Les mesures sanitaires de distanciation physique apportent un lot de défis, mais le cinéaste est confiant. Déjà, on l’a rassuré que son financement de la part du Conseil des Arts et des Lettres du Québec (CALQ) n’est pas en jeu et qu’il pourra apporter les ajustements nécessaires à son échéancier.

 

L’artiste semble optimiste avant tout :

« Faut pas tu forces un bouillon, faut tu le laisses réduire. Face à la crise, j’ai baissé le rond pis j’ai mis le film sur la mijoteuse. Je prends du recul, je vais à la pêche et je rencontre des gens à qui je parle de mon film. Il y a des trucs extérieurs que je peux faire tout de même. Mais l’entrevue et le contact très proche où je suis dans la cuisine d’une personne aînée, c’est moins possible présentement. »

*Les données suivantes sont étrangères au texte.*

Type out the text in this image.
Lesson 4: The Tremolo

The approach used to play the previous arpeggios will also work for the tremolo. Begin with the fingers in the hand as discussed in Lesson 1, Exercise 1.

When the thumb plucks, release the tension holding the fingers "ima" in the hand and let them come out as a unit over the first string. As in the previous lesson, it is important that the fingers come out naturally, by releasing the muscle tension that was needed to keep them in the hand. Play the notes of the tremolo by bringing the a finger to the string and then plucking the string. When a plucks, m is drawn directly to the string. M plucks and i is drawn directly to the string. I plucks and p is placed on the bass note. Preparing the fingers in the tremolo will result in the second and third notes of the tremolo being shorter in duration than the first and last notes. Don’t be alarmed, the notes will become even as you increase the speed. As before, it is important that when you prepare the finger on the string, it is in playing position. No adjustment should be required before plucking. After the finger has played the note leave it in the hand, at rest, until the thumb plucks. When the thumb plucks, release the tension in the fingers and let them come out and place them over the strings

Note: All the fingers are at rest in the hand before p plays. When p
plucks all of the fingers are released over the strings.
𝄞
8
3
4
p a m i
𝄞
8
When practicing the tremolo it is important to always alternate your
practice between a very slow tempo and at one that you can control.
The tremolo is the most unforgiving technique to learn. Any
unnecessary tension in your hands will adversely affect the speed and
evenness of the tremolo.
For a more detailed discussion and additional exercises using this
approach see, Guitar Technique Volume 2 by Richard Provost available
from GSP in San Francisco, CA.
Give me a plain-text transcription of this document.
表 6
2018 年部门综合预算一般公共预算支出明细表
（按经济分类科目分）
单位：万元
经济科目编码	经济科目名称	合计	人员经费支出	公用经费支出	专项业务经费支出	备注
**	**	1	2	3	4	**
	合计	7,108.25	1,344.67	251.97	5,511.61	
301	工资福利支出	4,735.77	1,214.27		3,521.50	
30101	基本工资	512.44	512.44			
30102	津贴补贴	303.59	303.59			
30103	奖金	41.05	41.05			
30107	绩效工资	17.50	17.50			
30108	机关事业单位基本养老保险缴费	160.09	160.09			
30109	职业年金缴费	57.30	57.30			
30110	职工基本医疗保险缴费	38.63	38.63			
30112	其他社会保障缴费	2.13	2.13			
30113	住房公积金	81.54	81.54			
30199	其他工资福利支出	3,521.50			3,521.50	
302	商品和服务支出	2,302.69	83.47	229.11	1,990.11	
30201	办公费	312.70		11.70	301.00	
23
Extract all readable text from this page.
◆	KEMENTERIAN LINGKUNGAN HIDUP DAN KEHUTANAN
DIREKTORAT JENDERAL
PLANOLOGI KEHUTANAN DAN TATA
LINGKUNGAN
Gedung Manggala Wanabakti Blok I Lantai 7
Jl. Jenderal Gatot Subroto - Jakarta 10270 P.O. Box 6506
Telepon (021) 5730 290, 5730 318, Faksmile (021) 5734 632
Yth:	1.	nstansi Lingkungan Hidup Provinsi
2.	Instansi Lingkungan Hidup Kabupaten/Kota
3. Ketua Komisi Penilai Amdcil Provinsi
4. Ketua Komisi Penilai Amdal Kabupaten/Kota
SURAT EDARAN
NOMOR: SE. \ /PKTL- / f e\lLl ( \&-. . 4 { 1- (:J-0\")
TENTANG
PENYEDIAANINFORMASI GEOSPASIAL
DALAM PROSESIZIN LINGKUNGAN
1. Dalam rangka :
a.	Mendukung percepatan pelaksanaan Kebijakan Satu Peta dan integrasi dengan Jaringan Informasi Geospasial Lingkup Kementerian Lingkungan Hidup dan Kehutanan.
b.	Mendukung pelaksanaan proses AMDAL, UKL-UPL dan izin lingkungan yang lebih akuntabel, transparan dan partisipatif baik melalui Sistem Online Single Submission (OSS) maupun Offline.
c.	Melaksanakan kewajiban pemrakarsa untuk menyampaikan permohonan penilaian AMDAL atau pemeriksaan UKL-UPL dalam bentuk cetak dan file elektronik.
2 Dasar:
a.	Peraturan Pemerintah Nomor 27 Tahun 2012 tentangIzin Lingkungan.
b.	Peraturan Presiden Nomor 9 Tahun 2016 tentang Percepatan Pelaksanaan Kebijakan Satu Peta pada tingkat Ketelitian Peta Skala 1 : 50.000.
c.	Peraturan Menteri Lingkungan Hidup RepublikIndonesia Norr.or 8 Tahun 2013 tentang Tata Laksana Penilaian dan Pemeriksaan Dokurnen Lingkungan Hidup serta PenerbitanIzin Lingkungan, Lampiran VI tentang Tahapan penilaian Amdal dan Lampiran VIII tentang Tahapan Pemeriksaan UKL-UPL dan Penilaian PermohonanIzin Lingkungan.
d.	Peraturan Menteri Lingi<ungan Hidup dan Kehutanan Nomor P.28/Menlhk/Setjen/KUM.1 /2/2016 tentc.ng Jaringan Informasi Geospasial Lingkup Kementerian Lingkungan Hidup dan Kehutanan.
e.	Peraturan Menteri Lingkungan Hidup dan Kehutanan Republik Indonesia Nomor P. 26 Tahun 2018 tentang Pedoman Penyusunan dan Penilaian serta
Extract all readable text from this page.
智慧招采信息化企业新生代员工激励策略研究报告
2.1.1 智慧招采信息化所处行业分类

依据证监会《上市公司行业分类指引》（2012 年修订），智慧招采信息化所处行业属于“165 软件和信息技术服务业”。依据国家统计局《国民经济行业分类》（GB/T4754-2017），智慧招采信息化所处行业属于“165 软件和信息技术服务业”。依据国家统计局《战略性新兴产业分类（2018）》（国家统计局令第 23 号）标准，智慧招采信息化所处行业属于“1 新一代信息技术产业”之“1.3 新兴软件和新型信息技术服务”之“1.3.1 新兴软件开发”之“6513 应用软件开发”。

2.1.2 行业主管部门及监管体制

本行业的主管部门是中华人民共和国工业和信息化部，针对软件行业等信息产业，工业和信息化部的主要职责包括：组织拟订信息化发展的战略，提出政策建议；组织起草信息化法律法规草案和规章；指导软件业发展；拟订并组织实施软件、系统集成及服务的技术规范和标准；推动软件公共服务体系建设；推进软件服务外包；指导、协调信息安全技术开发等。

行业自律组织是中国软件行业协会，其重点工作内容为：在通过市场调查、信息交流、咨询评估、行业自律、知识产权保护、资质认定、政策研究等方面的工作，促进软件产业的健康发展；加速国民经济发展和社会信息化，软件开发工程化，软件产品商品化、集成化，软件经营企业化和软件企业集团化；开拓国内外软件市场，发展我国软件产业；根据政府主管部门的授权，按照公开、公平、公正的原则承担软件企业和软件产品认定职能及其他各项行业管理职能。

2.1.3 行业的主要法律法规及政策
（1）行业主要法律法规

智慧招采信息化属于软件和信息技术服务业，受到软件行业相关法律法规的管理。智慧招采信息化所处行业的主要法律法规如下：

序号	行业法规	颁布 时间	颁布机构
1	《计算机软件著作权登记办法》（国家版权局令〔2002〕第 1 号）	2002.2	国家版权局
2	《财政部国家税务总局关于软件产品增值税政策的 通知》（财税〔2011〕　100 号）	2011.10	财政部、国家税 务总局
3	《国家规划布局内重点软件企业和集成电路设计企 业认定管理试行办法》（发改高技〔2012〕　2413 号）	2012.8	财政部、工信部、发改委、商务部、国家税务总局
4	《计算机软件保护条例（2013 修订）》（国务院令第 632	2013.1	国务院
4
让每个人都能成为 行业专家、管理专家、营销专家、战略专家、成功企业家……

Alors qu’il était prévu pour l’automne 2021, Renaud De Repentigny estime être en mesure de sortir son film quelque part en 2022. Il a d’ailleurs une vision bien claire de la scène finale de son documentaire :

« Ce film-là, je le vois finir sur un grand banquet d’Astérix rassembleur, où toutes les communautés de la Mauricie se retrouvent autour d’une table, partagent la nourriture et boivent ensemble. C’est la scène que j’ai en tête. », image le cinéaste.